Lui-même blessé à la cuisse, Romain Delorme est rapatrié et, allongé sur un brancard de fortune, il a droit à une boisson chaude à son arrivée à la gare de l'Est. De nombreuses femmes sont présentes, servant les militaires en souffrance. Mais il reconnait celle qui se présente devant lui. Il l'avait vu quelques années auparavant, alors qu'il appartenait aux Brigades du Tigre, lui sauvant la mise lors d'un affrontement plus que musclé entre partisans de Zola et antisémites, antidreyfusards, nationalistes et bien d'autres qui n'acceptaient pas la panthéonisation de l'écrivain qui avait défendu le capitaine accusé à tort de forfaiture et de trahison. Mort le 29 septembre 1902, Zola, décédé dans des circonstances mystérieuses, n'entrera au Panthéon que le 4 juin 1908, une reconnaissance de l'Etat Français envers celui qui fut conspué, traité de bâtard vénitien ou encore de larbin de la juiverie. Naturellement les journaux comme La Croix, Le Gaulois, La Libre Parole s'en donnent à cœur joie dans le démesure haineuse.
Séverine est contente de retrouver Romain Delorme, d'autant qu'elle a des révélations à lui faire. Concernant sa naissance et l'explication de la cicatrice qui orne son cou jusqu'à l'oreille. Une plongée plus de trente ans en arrière, au temps de la Commune. Un affrontement entre les Communards et les Versaillais, surtout lors de la Semaine Sanglante du 21 au 28 mai 1871, une répression inique organisée par le gouvernement Thiers suivie d'exécutions massives des Fédérés et les déportations aux travaux forcés en Nouvelle-Calédonie.

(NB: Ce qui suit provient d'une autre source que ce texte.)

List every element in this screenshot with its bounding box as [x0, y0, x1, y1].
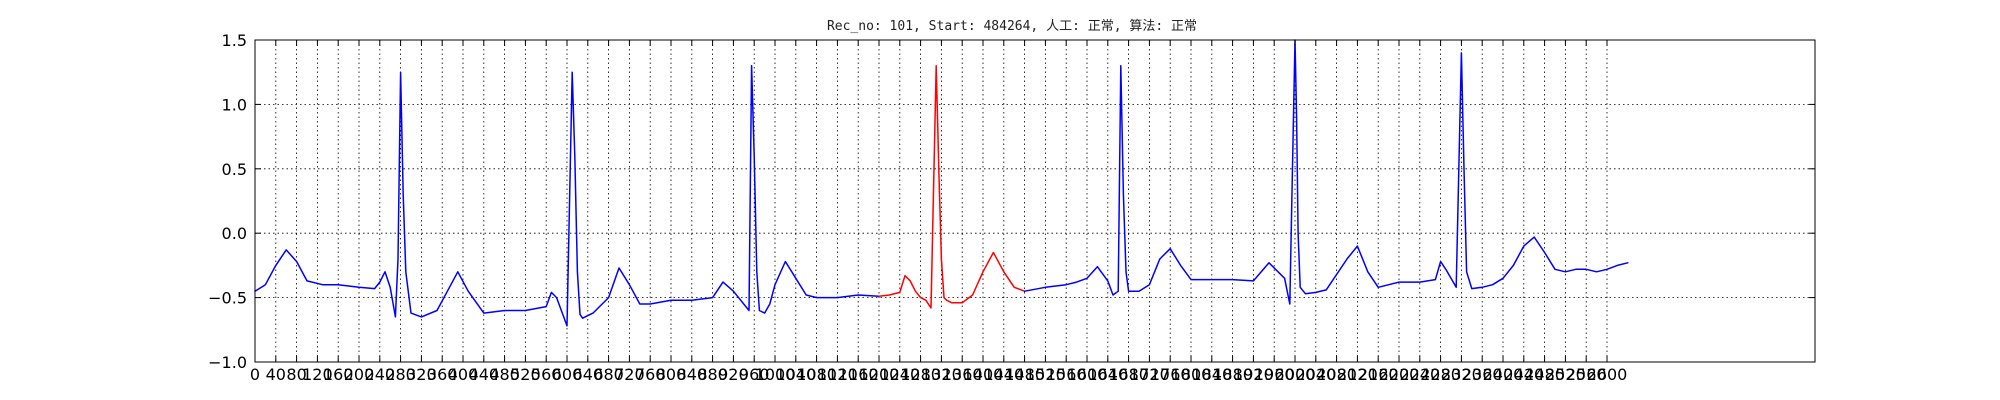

En février 1934, Romain Delorme s'est attelé à l'écriture de ses mémoires, un travail utile destiné à l'édification de sa fille Augustine tout en fournissant des feuilletons pour les rez-de-chaussée des journaux. Les émeutes ébranlent une nouvelle fois la Capitale à la suite de l'affaire Stavisky et de son décès sur lequel le mystère place. Et une nouvelle fois, les tenants de l'extrême-droite, les royalistes, les antisémites se dressent en antiparlementaristes. Tout ceci ramène Delorme à son passé et plus particulièrement une période de sa vie qui s'étale de 1891 à 1902.
L'ancien préfet de police Louis Andrieux lui propose, sur les conseils de Delorme père, d'entrer dans la police, mais pas n'importe laquelle. La Secrète, et Romain devient ce que l'on appelle une mouche, un indicateur rémunéré directement sur des fonds qui proviennent d'une caisse noire de l'Etat. Parallèlement il devient journaliste au Petit Journal, écrivant des articles qui lui sont suggérés. L'audience du journal dépasse le million d'exemplaires, et son influence ne cessera pas de croître, devenant le journal au plus haut tirage de France, sinon du monde.
Sous cette couverture, Romain doit approcher des personnages en vue de l'époque afin de connaître leur influence et surtout afin de mieux les contrer dans leur opinions politique. Les journaux comme La Libre Parole d'Edouard Drumont qui se veut un organe proche du socialisme tout en étant anticapitaliste et surtout antisémite. Son succès est considérable lors de l'affaire Dreyfus et Romain à cette époque n'est pas vraiment antisémite, quoi que.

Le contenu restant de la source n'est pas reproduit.